Over the years, certain classical music works have gained popularity amongst pop music fans, thereby achieving crossover status. Some of these classical music pieces include the Symphony No. 3 by Henryk Górecki, Canon in D by Johann Pachelbel, and the second movement of Mozart’s Piano Concerto No. 21, K. 467 from its appearance in the 1967 film Elvira Madigan.

Classical Crossover is used to refer to classical artists’ recordings of popular repertoire including the Broadway show tunes, as well as collaborations between pop music artists and classical music performers. A good example that fits this definition is the album songs from the Labyrinth, by Sting and Edin Karamazov. An earlier example of classical crossover music is Deep Purple’s 1969 album – Concerto for Group and Orchestra, while a recent example is Metallica’s 1999 album S&M.

The most popular vocal classical crossover artist is Mario Lanza, the American tenor and movie star who was popular in the 1950s, whose amazing voice caught the attention of even those who were not die-hard classical music fans. Lanza was signed as an artist to RCA Victor on its premium label – Red Seal. One of his most amazing musical feats was his recording of Be My Love, from The Toast of New Orleans, his second film, which hit Number One on the Billboard pop singles chart in February 1951 and sold more than 2-million copies. To-date, no classical label artist, including The Three Tenors, has been able to match this achievement.

However, the beginning of classical crossover as a truly popular form of music is credited to the famous “three tenors” Pavarotti, Careras, and Domingo. During their tours, these three top opera singers presented a mixture of operatic and popular material to huge crowds, which resulted in the production of enormously successful albums.

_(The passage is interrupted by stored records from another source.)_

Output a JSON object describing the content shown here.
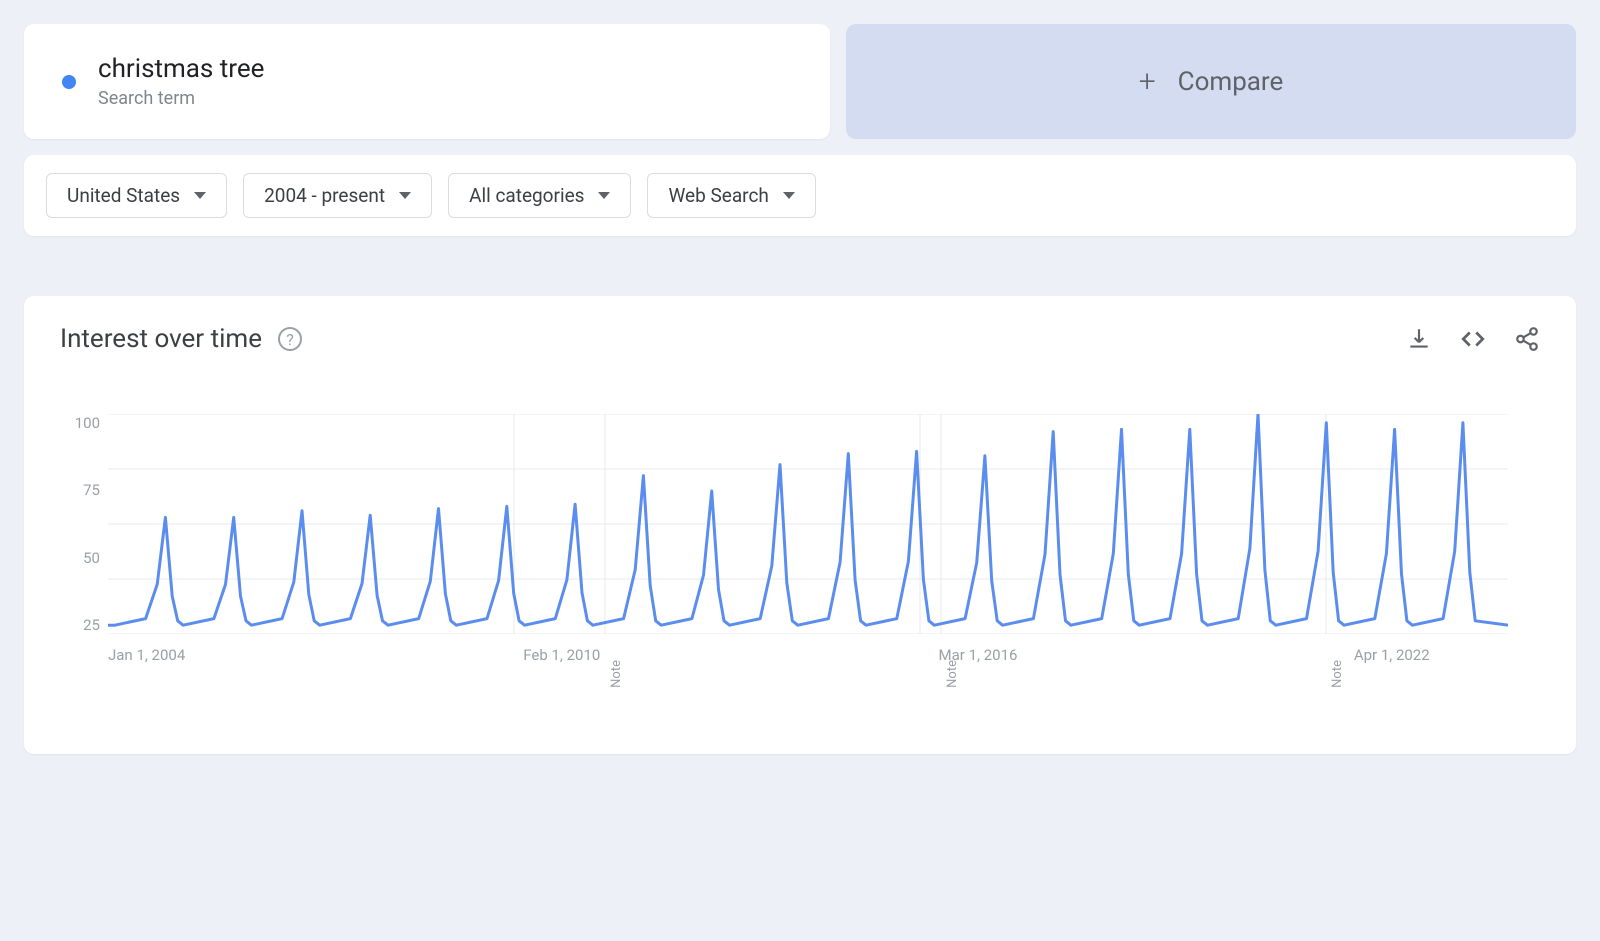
{
  "search_term": {
    "title": "christmas tree",
    "subtitle": "Search term",
    "dot_color": "#4285f4"
  },
  "compare": {
    "label": "Compare",
    "plus": "+",
    "bg_color": "#d3dcf0"
  },
  "filters": {
    "region": "United States",
    "time_range": "2004 - present",
    "category": "All categories",
    "search_type": "Web Search"
  },
  "chart": {
    "title": "Interest over time",
    "help": "?",
    "y_axis": {
      "max": 100,
      "ticks": [
        100,
        75,
        50,
        25
      ],
      "min": 0
    },
    "x_axis": {
      "labels": [
        {
          "text": "Jan 1, 2004",
          "pos_pct": 0
        },
        {
          "text": "Feb 1, 2010",
          "pos_pct": 29
        },
        {
          "text": "Mar 1, 2016",
          "pos_pct": 58
        },
        {
          "text": "Apr 1, 2022",
          "pos_pct": 87
        }
      ]
    },
    "notes": [
      {
        "text": "Note",
        "pos_pct": 35.5
      },
      {
        "text": "Note",
        "pos_pct": 59.5
      },
      {
        "text": "Note",
        "pos_pct": 87.0
      }
    ],
    "grid_color": "#e8eaed",
    "line_color": "#5b8def",
    "line_width": 3,
    "background_color": "#ffffff",
    "type": "line",
    "series": {
      "peaks": [
        53,
        53,
        56,
        54,
        57,
        58,
        59,
        72,
        65,
        77,
        82,
        83,
        81,
        92,
        93,
        93,
        100,
        96,
        93,
        96
      ],
      "baseline": 4,
      "years_start": 2004,
      "years_end": 2024
    }
  },
  "colors": {
    "page_bg": "#eef0f7",
    "card_bg": "#ffffff",
    "text_primary": "#202124",
    "text_secondary": "#5f6368",
    "text_muted": "#9aa0a6",
    "border": "#dadce0"
  }
}
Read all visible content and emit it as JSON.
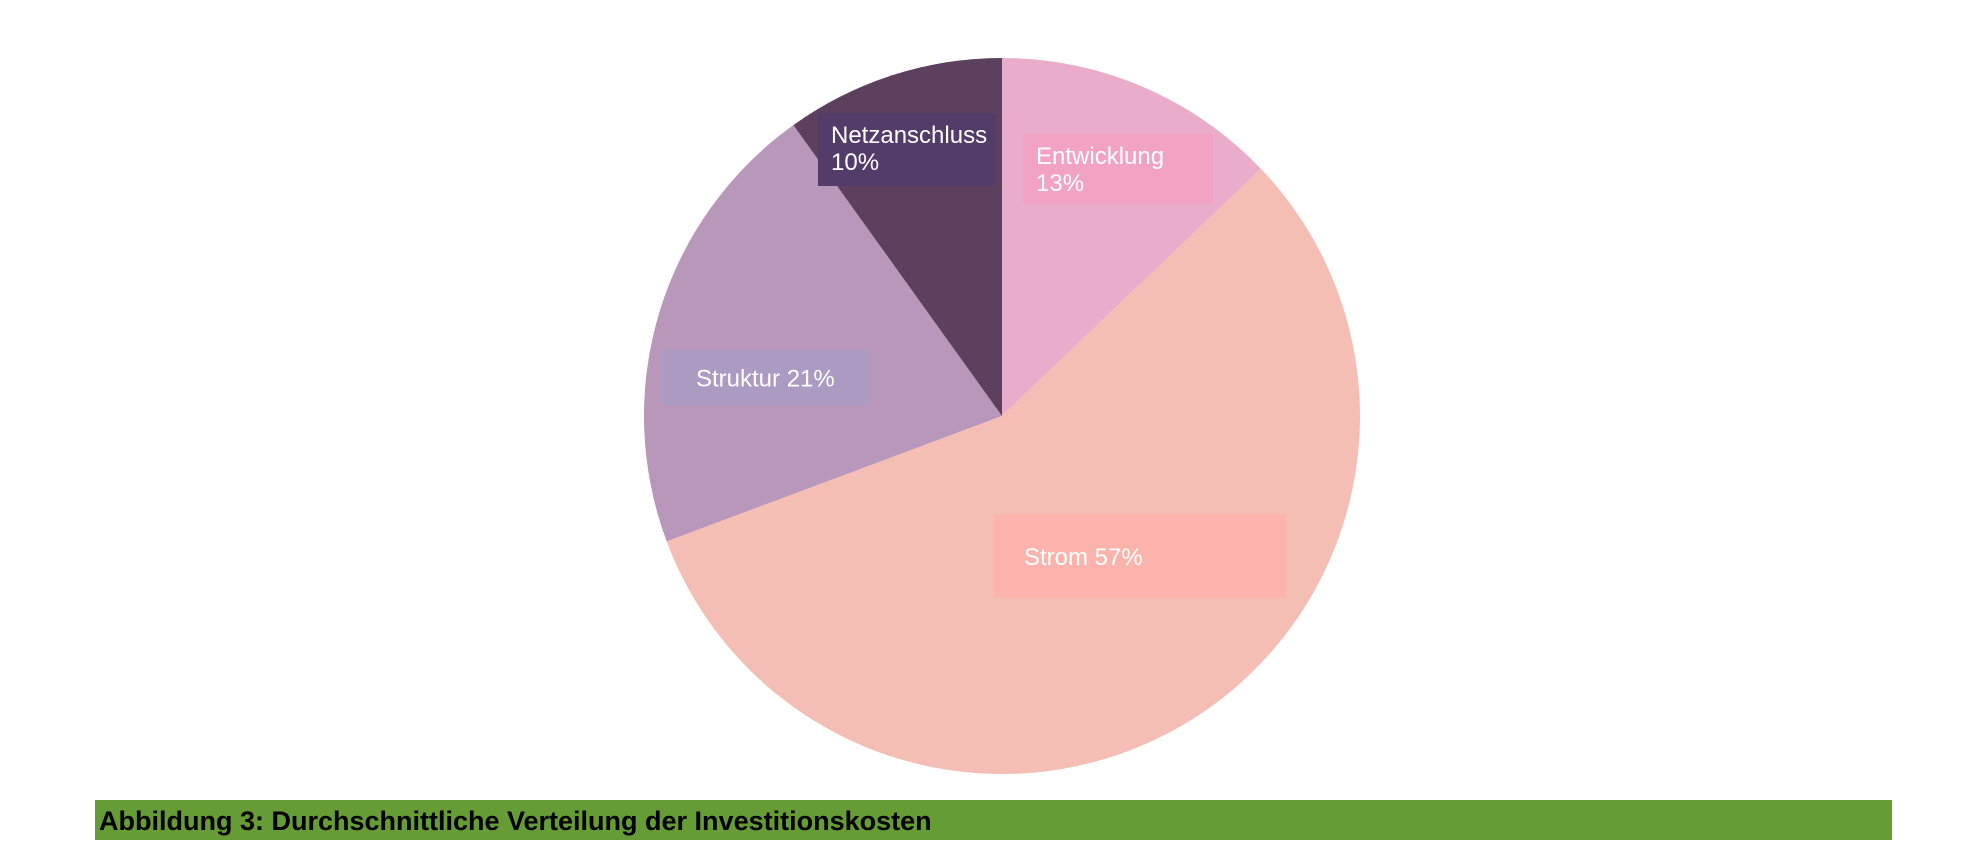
{
  "chart_data": {
    "type": "pie",
    "title": "",
    "start": "top",
    "direction": "clockwise",
    "slices": [
      {
        "label": "Entwicklung",
        "value": 13,
        "value_label": "13%",
        "color": "#e9adcb",
        "label_bg": "#f2a2c3"
      },
      {
        "label": "Strom",
        "value": 57,
        "value_label": "57%",
        "color": "#f4beb4",
        "label_bg": "#fbb3ab"
      },
      {
        "label": "Struktur",
        "value": 21,
        "value_label": "21%",
        "color": "#b997bb",
        "label_bg": "#ab9bc2"
      },
      {
        "label": "Netzanschluss",
        "value": 10,
        "value_label": "10%",
        "color": "#5d3f5e",
        "label_bg": "#543c6a"
      }
    ]
  },
  "caption": {
    "text": "Abbildung 3: Durchschnittliche Verteilung der Investitionskosten",
    "background": "#669c35"
  }
}
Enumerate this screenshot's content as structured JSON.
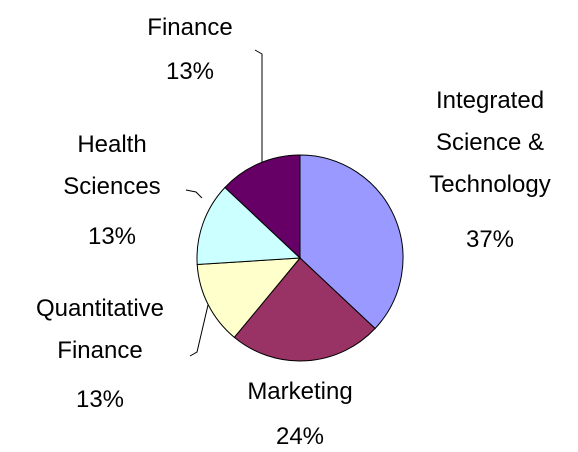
{
  "chart_data": {
    "type": "pie",
    "categories": [
      "Integrated Science & Technology",
      "Marketing",
      "Quantitative Finance",
      "Health Sciences",
      "Finance"
    ],
    "values": [
      37,
      24,
      13,
      13,
      13
    ],
    "value_labels": [
      "37%",
      "24%",
      "13%",
      "13%",
      "13%"
    ],
    "colors": [
      "#9999ff",
      "#993366",
      "#ffffcc",
      "#ccffff",
      "#660066"
    ]
  }
}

In recent years classical crossover has come into its own as a genre of music due to the commercial successes of artist such as Yo-Yo Ma and Josh Groban. Through the infusion of elements of pop, rock and influences such as African chants, Appalachian folk tunes and Nordic fishing songs, these musicians bring a new dimension to classical music.

An example of a successful classical crossover group is Il Divo, a creation of Simon Cowell of “American Idol” fame. According to Billboard magazine, the group’s debut album has sold nearly five million copies, and over a million in the United States. Il Divo offers angelic operatic renditions of pop songs, which have been successful on Billboard’s classical crossover chart. Their style is mainly referred to as “Popera” (Pop + opera) which refers to the singing of opera material in a popularized, but still operatic style. Some members of Il Divo have had operatic training and are able to sing many arias and other classical material using an operatic style of singing.

Singers such as the English soprano Sarah Brightman, Charlotte Church, and self-taught Italian tenor Andrea Bocelli also offer renditions of classical works. The fact that these are done by popular singers has also helped transform classical crossover into a popular genre of its own.

To reciprocate the entry of popular singers covering operatic and classical material, trained opera singers, such as Natasha Marsh, Bryn Terfel and Vittorio Grigolo have also produced classical crossover albums hoping to cash in on this genre’s popularity.

Today, Classical crossover music is generally appealing to a bigger segment of the population, although purists criticize it as being an inferior, diluted version of real classical music. Nevertheless, the increasing popularity of this genre has resulted in more young people gaining interest in classical music enough to take up violin lessons or even lessons in opera singing. This has also been fuelled by the glossy, sexy marketing of most of the successful crossover artists that has transformed them into modern day pop stars.